Several studies have evaluated the prognostic impact of an increasing monoclonal protein concentration during follow-up on risk of SMM progression. Many [302][964][275][310], but not all studies [306], have reported a higher risk in patients who demonstrate a progressive rise in serum monoclonal protein. For example, Fernandez de Larrea et al. [302] studied 207 SMM patients, and defined an "evolving" monoclonal protein type as either a 10% increase within 6 months of diagnosis (for patients with an initial monoclonal protein ≥30 g/L) or a progressive increase in consecutive annual measurements during a period of 3 years (for patients with an initial monoclonal protein <30g/L). A quarter of patients displayed an evolving type, and this was associated with significantly shorter median time to progression (19.4 vs 3 years, p<0.001). The authors concluded that SMM should be routinely monitored for an evolving type during follow-up.

International guidelines recommend that serum protein electrophoresis and 24-hour urine electrophoresis are performed at SMM diagnosis and at 2 - 3 months. If the results are stable, the patient should be followed every 4-6 months for 1 year and, if stable, every 6 - 12 months (Section 25.3.2). Whilst there are no recommendations for the frequency of sFLC analysis during follow-up, in a recent review article, Rajkumar [306] suggested that sFLCs should be evaluated every 3 - 4 months. This information can then be used to identify SMM patients at the highest risk of disease evolution [955].

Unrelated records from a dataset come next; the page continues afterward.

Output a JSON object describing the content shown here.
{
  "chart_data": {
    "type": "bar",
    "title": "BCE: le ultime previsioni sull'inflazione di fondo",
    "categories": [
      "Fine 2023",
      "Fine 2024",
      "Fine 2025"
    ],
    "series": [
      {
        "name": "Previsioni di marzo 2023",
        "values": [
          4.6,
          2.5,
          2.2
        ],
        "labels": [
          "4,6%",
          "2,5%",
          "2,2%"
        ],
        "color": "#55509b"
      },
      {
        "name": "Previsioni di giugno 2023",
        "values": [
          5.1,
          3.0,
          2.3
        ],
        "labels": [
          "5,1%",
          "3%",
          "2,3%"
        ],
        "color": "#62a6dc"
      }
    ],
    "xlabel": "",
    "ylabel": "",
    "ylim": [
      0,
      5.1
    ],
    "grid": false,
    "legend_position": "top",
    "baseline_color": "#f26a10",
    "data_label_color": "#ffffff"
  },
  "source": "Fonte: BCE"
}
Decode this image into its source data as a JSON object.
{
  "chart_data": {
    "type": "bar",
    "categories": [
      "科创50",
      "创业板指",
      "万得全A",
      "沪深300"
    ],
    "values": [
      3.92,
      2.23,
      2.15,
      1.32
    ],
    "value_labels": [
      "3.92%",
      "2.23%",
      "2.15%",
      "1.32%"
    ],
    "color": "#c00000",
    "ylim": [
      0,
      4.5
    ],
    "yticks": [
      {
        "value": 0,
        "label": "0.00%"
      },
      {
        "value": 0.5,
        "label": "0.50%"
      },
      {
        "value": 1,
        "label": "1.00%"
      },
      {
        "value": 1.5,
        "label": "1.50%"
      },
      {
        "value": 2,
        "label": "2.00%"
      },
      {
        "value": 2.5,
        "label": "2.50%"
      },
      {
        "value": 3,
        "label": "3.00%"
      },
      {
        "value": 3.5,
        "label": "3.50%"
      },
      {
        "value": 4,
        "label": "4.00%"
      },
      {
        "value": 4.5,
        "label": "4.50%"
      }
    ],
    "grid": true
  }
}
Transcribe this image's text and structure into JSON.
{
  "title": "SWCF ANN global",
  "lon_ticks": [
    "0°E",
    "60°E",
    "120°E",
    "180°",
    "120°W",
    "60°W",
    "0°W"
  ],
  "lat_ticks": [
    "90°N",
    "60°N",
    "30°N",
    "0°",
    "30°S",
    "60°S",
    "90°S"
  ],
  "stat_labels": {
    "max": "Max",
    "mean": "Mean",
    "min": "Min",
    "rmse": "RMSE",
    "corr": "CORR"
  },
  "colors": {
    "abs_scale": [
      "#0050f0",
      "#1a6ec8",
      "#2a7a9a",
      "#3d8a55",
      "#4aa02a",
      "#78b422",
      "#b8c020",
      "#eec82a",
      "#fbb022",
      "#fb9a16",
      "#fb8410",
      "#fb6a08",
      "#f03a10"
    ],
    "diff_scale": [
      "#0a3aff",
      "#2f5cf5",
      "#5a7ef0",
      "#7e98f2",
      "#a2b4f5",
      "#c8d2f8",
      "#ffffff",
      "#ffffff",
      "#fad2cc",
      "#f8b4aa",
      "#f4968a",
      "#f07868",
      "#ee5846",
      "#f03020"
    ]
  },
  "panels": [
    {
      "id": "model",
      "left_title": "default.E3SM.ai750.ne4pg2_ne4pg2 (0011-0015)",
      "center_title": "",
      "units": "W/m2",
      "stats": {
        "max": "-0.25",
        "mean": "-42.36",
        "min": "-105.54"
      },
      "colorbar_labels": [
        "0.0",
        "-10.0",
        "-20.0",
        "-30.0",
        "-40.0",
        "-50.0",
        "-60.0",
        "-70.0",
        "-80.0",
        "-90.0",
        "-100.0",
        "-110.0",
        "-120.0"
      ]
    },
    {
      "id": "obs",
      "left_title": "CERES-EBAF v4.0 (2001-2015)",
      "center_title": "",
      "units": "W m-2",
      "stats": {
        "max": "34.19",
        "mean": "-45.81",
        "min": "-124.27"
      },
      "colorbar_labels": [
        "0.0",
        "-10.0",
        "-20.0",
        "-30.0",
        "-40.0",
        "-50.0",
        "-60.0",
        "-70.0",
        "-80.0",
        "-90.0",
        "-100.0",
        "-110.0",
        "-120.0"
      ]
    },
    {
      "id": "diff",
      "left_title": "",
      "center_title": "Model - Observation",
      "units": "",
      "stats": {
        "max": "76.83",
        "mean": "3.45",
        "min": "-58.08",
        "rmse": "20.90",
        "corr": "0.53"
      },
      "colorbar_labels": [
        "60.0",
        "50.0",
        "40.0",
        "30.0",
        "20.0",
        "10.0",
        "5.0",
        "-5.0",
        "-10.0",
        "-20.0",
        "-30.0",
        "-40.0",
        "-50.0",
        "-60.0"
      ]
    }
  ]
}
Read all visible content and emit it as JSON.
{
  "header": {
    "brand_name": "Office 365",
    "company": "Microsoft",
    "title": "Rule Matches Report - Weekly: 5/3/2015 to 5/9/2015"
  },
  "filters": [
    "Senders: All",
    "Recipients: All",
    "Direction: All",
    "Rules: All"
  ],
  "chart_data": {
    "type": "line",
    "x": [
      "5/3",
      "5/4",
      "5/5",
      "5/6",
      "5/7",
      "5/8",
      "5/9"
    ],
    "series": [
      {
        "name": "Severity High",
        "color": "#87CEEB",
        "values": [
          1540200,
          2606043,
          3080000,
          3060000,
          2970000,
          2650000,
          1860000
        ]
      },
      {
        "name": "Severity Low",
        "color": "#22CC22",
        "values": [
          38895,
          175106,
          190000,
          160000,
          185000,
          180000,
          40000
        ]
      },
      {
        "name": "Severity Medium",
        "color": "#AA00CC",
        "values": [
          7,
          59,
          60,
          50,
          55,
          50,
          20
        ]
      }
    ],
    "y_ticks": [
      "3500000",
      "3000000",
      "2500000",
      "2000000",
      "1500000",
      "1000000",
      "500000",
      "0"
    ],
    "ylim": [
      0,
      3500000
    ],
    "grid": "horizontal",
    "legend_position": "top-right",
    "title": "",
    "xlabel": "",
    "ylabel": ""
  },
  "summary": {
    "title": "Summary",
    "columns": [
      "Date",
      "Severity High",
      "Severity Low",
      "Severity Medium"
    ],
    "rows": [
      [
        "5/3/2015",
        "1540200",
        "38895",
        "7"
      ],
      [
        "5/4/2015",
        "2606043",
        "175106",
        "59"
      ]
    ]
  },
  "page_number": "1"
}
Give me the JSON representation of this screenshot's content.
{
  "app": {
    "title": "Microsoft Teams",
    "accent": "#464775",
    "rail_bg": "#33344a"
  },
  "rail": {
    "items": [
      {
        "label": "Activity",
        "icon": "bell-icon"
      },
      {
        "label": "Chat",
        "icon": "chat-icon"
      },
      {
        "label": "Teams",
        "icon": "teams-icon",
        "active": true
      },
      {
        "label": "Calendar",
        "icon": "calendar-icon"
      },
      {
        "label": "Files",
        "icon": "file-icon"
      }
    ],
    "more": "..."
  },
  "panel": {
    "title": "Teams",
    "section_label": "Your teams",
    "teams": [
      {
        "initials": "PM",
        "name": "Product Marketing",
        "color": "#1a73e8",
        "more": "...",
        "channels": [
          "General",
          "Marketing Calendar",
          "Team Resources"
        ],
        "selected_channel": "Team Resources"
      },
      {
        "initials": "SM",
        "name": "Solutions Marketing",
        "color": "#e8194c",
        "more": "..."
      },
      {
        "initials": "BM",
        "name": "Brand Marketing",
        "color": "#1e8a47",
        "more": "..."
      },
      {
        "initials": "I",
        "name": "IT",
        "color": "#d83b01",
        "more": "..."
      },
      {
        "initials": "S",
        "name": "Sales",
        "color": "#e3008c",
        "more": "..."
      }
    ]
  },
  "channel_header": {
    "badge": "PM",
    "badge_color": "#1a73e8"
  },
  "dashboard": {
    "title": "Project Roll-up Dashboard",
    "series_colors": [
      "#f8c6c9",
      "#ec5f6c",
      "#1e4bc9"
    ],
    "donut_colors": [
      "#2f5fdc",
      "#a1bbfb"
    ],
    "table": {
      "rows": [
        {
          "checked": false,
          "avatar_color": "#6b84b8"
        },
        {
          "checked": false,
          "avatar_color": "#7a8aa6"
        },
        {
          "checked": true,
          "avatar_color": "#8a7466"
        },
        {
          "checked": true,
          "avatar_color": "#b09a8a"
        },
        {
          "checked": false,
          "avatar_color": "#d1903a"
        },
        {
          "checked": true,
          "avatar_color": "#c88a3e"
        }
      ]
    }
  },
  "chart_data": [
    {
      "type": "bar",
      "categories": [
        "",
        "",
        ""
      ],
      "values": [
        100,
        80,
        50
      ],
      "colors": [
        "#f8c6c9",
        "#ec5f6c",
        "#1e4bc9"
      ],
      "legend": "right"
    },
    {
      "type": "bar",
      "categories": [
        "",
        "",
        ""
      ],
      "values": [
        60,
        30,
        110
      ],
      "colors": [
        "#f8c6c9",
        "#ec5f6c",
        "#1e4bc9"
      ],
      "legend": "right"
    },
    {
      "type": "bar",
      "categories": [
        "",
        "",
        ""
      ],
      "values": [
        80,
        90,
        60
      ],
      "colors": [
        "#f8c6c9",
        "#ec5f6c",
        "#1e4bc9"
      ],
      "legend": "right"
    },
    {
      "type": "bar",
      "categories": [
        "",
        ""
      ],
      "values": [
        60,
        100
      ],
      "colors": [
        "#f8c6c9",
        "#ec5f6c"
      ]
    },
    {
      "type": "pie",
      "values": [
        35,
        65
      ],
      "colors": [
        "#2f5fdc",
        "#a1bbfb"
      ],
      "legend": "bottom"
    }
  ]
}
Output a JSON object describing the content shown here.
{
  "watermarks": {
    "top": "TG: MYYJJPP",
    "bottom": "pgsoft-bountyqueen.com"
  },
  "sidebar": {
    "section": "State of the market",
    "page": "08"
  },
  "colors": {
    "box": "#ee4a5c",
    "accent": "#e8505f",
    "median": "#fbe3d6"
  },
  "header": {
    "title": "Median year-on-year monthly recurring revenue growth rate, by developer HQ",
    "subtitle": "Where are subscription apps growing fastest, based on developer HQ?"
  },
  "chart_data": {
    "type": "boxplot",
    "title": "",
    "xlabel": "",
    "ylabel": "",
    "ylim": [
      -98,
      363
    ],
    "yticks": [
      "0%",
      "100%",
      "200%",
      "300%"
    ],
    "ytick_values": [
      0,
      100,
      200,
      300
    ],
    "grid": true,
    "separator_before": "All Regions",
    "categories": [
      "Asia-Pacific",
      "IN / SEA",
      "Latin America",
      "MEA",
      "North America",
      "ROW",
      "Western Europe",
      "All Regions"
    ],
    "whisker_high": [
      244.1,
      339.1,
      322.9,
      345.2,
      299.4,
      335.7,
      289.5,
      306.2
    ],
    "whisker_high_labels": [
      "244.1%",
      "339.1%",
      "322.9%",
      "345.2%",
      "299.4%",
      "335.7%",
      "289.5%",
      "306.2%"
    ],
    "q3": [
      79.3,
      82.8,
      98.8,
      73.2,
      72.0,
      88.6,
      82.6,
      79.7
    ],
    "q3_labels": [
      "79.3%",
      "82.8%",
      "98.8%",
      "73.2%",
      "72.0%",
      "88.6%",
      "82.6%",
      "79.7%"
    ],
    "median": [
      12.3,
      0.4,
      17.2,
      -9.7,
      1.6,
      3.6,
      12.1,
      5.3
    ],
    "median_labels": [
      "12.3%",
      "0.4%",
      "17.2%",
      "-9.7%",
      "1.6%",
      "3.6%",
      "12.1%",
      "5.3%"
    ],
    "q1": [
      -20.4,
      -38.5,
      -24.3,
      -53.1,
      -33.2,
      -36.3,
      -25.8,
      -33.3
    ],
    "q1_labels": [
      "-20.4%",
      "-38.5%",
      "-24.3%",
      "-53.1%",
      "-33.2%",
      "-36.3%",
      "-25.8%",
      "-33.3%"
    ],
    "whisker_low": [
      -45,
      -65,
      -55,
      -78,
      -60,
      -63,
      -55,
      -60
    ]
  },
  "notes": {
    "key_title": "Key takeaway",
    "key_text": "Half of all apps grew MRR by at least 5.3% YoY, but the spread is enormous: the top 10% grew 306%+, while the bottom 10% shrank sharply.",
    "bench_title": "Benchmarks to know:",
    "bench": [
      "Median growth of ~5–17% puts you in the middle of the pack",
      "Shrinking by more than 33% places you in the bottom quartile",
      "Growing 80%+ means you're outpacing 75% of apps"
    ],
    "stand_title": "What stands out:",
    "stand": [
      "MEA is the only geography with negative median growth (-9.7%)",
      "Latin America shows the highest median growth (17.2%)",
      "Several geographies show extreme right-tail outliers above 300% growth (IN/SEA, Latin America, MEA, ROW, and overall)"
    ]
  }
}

  1. How frequently are sFLC ratios abnormal in SMM?
  2. What is the recommended management for a patient with 20% BMPCs, Freelite κ sFLCs 250 mg/L, λ sFLCs 2 mg/L (κ/λ sFLC ratio 125) and no evidence of myeloma-related end organ damage?


  1. An abnormal sFLC ratio is found in 74 - 90% of SMM patients at diagnosis (Section 14.2).
  2. An involved/uninvolved Freelite sFLC ratio of ≥100 (with involved sFLCs ≥100 mg/L) is considered a biomarker of malignancy. This patient would be classified as having active MM requiring treatment, even in the absence of myeloma-related symptoms (Section 14.1).